As it turns out, this short line and its behavior nicely demonstrate a bunch
of aspects that happen under the hood when you use a pipe.

------
pierremenard
See Section 1.2 this & 1.3 of the MIT Unix teaching OS for a great intro to
FDs and pipes: [https://pdos.csail.mit.edu/6.828/2019/xv6/book-riscv-
rev0.pd...](https://pdos.csail.mit.edu/6.828/2019/xv6/book-riscv-rev0.pdf)

------
ryanmccullagh
Here's something that you should remember about using pipes and fork(2) in
Python 3: By default, O_CLOEXEC is passed to the pipe(2) system from the
CPython runtime.

This means, that reading the read end of the side in the parent process after
you forked will not work.

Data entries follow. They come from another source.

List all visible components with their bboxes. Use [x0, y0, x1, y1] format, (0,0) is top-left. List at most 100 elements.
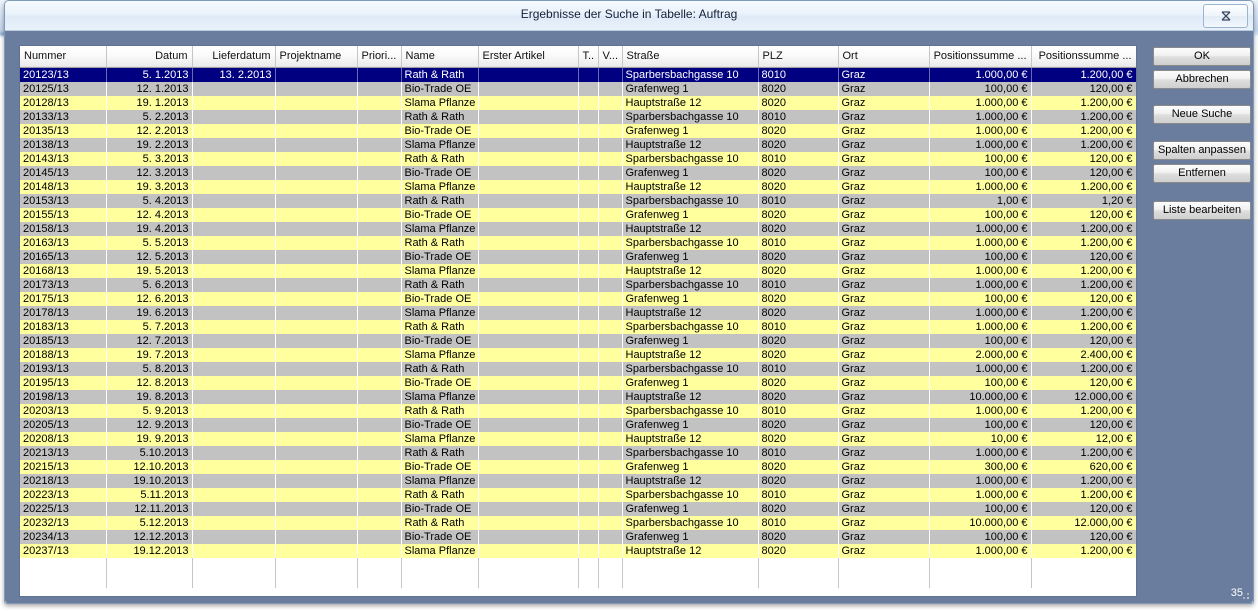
cell-r22-c6[interactable]: [478, 375, 579, 390]
cell-r8-c0[interactable]: 20148/13: [20, 179, 107, 194]
cell-r6-c11[interactable]: Graz: [838, 151, 930, 166]
cell-r29-c3[interactable]: [275, 473, 358, 488]
cell-r25-c9[interactable]: Grafenweg 1: [622, 417, 759, 432]
column-header-3[interactable]: Projektname: [275, 46, 358, 68]
cell-r20-c6[interactable]: [478, 347, 579, 362]
cell-r5-c8[interactable]: [598, 137, 623, 152]
cell-r10-c1[interactable]: 12. 4.2013: [106, 207, 193, 222]
cell-r6-c10[interactable]: 8010: [758, 151, 839, 166]
cell-r23-c11[interactable]: Graz: [838, 389, 930, 404]
column-header-6[interactable]: Erster Artikel: [478, 46, 579, 68]
cell-r9-c3[interactable]: [275, 193, 358, 208]
cell-r34-c10[interactable]: 8020: [758, 543, 839, 558]
cell-r22-c12[interactable]: 100,00 €: [929, 375, 1032, 390]
cell-r26-c8[interactable]: [598, 431, 623, 446]
cell-r32-c5[interactable]: Rath & Rath: [401, 515, 479, 530]
cell-r18-c13[interactable]: 1.200,00 €: [1031, 319, 1136, 334]
cell-r13-c1[interactable]: 12. 5.2013: [106, 249, 193, 264]
cell-r24-c13[interactable]: 1.200,00 €: [1031, 403, 1136, 418]
cell-r16-c5[interactable]: Bio-Trade OE: [401, 291, 479, 306]
cell-r3-c8[interactable]: [598, 109, 623, 124]
table-row[interactable]: 20188/13 19. 7.2013 Slama Pflanze Hauptstra…: [20, 347, 1136, 362]
cell-r3-c4[interactable]: [357, 109, 402, 124]
cell-r14-c8[interactable]: [598, 263, 623, 278]
cell-r14-c5[interactable]: Slama Pflanze: [401, 263, 479, 278]
cell-r5-c11[interactable]: Graz: [838, 137, 930, 152]
cell-r6-c7[interactable]: [578, 151, 599, 166]
cell-r7-c5[interactable]: Bio-Trade OE: [401, 165, 479, 180]
cell-r12-c12[interactable]: 1.000,00 €: [929, 235, 1032, 250]
table-row[interactable]: 20193/13 5. 8.2013 Rath & Rath Sparbersbach…: [20, 361, 1136, 376]
cell-r32-c0[interactable]: 20232/13: [20, 515, 107, 530]
cell-r20-c2[interactable]: [192, 347, 276, 362]
cell-r20-c3[interactable]: [275, 347, 358, 362]
cell-r13-c9[interactable]: Grafenweg 1: [622, 249, 759, 264]
cell-r9-c13[interactable]: 1,20 €: [1031, 193, 1136, 208]
cell-r23-c5[interactable]: Slama Pflanze: [401, 389, 479, 404]
cell-r11-c5[interactable]: Slama Pflanze: [401, 221, 479, 236]
cell-r27-c1[interactable]: 5.10.2013: [106, 445, 193, 460]
cell-r3-c5[interactable]: Rath & Rath: [401, 109, 479, 124]
cell-r17-c1[interactable]: 19. 6.2013: [106, 305, 193, 320]
cell-r14-c11[interactable]: Graz: [838, 263, 930, 278]
cell-r21-c8[interactable]: [598, 361, 623, 376]
column-header-11[interactable]: Ort: [838, 46, 930, 68]
cell-r0-c5[interactable]: Rath & Rath: [401, 67, 479, 82]
cell-r19-c7[interactable]: [578, 333, 599, 348]
column-header-7[interactable]: T..: [578, 46, 599, 68]
cell-r26-c2[interactable]: [192, 431, 276, 446]
cell-r21-c12[interactable]: 1.000,00 €: [929, 361, 1032, 376]
cell-r33-c12[interactable]: 100,00 €: [929, 529, 1032, 544]
cell-r3-c10[interactable]: 8010: [758, 109, 839, 124]
cell-r2-c4[interactable]: [357, 95, 402, 110]
cell-r30-c6[interactable]: [478, 487, 579, 502]
cell-r1-c8[interactable]: [598, 81, 623, 96]
cell-r31-c10[interactable]: 8020: [758, 501, 839, 516]
cell-r34-c1[interactable]: 19.12.2013: [106, 543, 193, 558]
cell-r19-c0[interactable]: 20185/13: [20, 333, 107, 348]
cell-r22-c3[interactable]: [275, 375, 358, 390]
table-row[interactable]: 20198/13 19. 8.2013 Slama Pflanze Hauptstra…: [20, 389, 1136, 404]
cell-r2-c7[interactable]: [578, 95, 599, 110]
cell-r18-c5[interactable]: Rath & Rath: [401, 319, 479, 334]
cell-r0-c7[interactable]: [578, 67, 599, 82]
cell-r7-c11[interactable]: Graz: [838, 165, 930, 180]
cell-r21-c5[interactable]: Rath & Rath: [401, 361, 479, 376]
cell-r19-c1[interactable]: 12. 7.2013: [106, 333, 193, 348]
cell-r11-c1[interactable]: 19. 4.2013: [106, 221, 193, 236]
cell-r17-c3[interactable]: [275, 305, 358, 320]
table-row[interactable]: 20128/13 19. 1.2013 Slama Pflanze Hauptstra…: [20, 95, 1136, 110]
cell-r13-c10[interactable]: 8020: [758, 249, 839, 264]
cell-r33-c4[interactable]: [357, 529, 402, 544]
column-header-4[interactable]: Priori...: [357, 46, 402, 68]
cell-r34-c7[interactable]: [578, 543, 599, 558]
cell-r26-c5[interactable]: Slama Pflanze: [401, 431, 479, 446]
cell-r25-c3[interactable]: [275, 417, 358, 432]
cell-r26-c12[interactable]: 10,00 €: [929, 431, 1032, 446]
cell-r23-c2[interactable]: [192, 389, 276, 404]
cell-r13-c2[interactable]: [192, 249, 276, 264]
cell-r13-c13[interactable]: 120,00 €: [1031, 249, 1136, 264]
cell-r15-c12[interactable]: 1.000,00 €: [929, 277, 1032, 292]
cell-r6-c4[interactable]: [357, 151, 402, 166]
cell-r33-c6[interactable]: [478, 529, 579, 544]
cell-r11-c12[interactable]: 1.000,00 €: [929, 221, 1032, 236]
cell-r20-c12[interactable]: 2.000,00 €: [929, 347, 1032, 362]
column-header-9[interactable]: Straße: [622, 46, 759, 68]
cell-r31-c2[interactable]: [192, 501, 276, 516]
cell-r3-c0[interactable]: 20133/13: [20, 109, 107, 124]
cell-r7-c1[interactable]: 12. 3.2013: [106, 165, 193, 180]
cell-r25-c2[interactable]: [192, 417, 276, 432]
cell-r28-c10[interactable]: 8020: [758, 459, 839, 474]
cell-r19-c2[interactable]: [192, 333, 276, 348]
cell-r33-c7[interactable]: [578, 529, 599, 544]
cell-r24-c12[interactable]: 1.000,00 €: [929, 403, 1032, 418]
cell-r7-c6[interactable]: [478, 165, 579, 180]
cell-r28-c9[interactable]: Grafenweg 1: [622, 459, 759, 474]
resize-grip[interactable]: [1239, 589, 1251, 601]
cell-r11-c10[interactable]: 8020: [758, 221, 839, 236]
cell-r19-c8[interactable]: [598, 333, 623, 348]
cell-r1-c6[interactable]: [478, 81, 579, 96]
cell-r34-c13[interactable]: 1.200,00 €: [1031, 543, 1136, 558]
cell-r26-c13[interactable]: 12,00 €: [1031, 431, 1136, 446]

Thefore you should explicitly change fctl flags and
remove os.O_CLOEXEC:

    
    
      fcntl.fcntl(readfd, fcntl.F_SETFL, fcntl.fcntl(readfd, fcntl.F_GETFL) & ~os.O_CLOEXEC)

------
kccqzy
My own rule of thumb of whether or not to ignore SIGPIPE is simple:

* If you only deal with file descriptors provided to you (stdin, stdout, stderr) as well as some files that you open (including special files like FIFOs), do not ignore SIGPIPE.

* If you deal with sophisticated file descriptors (socket(2) and pipe(2) count as sophisticated), you'd better ignore SIGPIPE, but also make sure to check for EPIPE in every single write.

In my view, SIGPIPE is a kludge so that programs that are too lazy to check
for errors from write(2) (and fwrite(3) and related friends) will not waste
resources. But if you are dealing with sophisticated file descriptors, there
is a lot more happening than just open/read/write and a lot more error cases
you must handle, and at that point the incremental cost of handling EPIPE
isn't a significant addition.

------
RoutinePlayer
My favorite sentence from Brian Kernighan's latest book "UNIX A History and a
Memoir": Pipes are the quintessential Unix invention, an elegant and efficient
way to use temporary connections of programs .. so I'll read this article :-)

------
ilammy
Another point where you have to ignore SIGPIPE is concurrent code that handles
multiple fds (say, like a web server). In this case you _have to_ ignore the
signal and process EPIPE correctly, because the signal is not associated with
a particular fd so you cannot tell which one of them failed.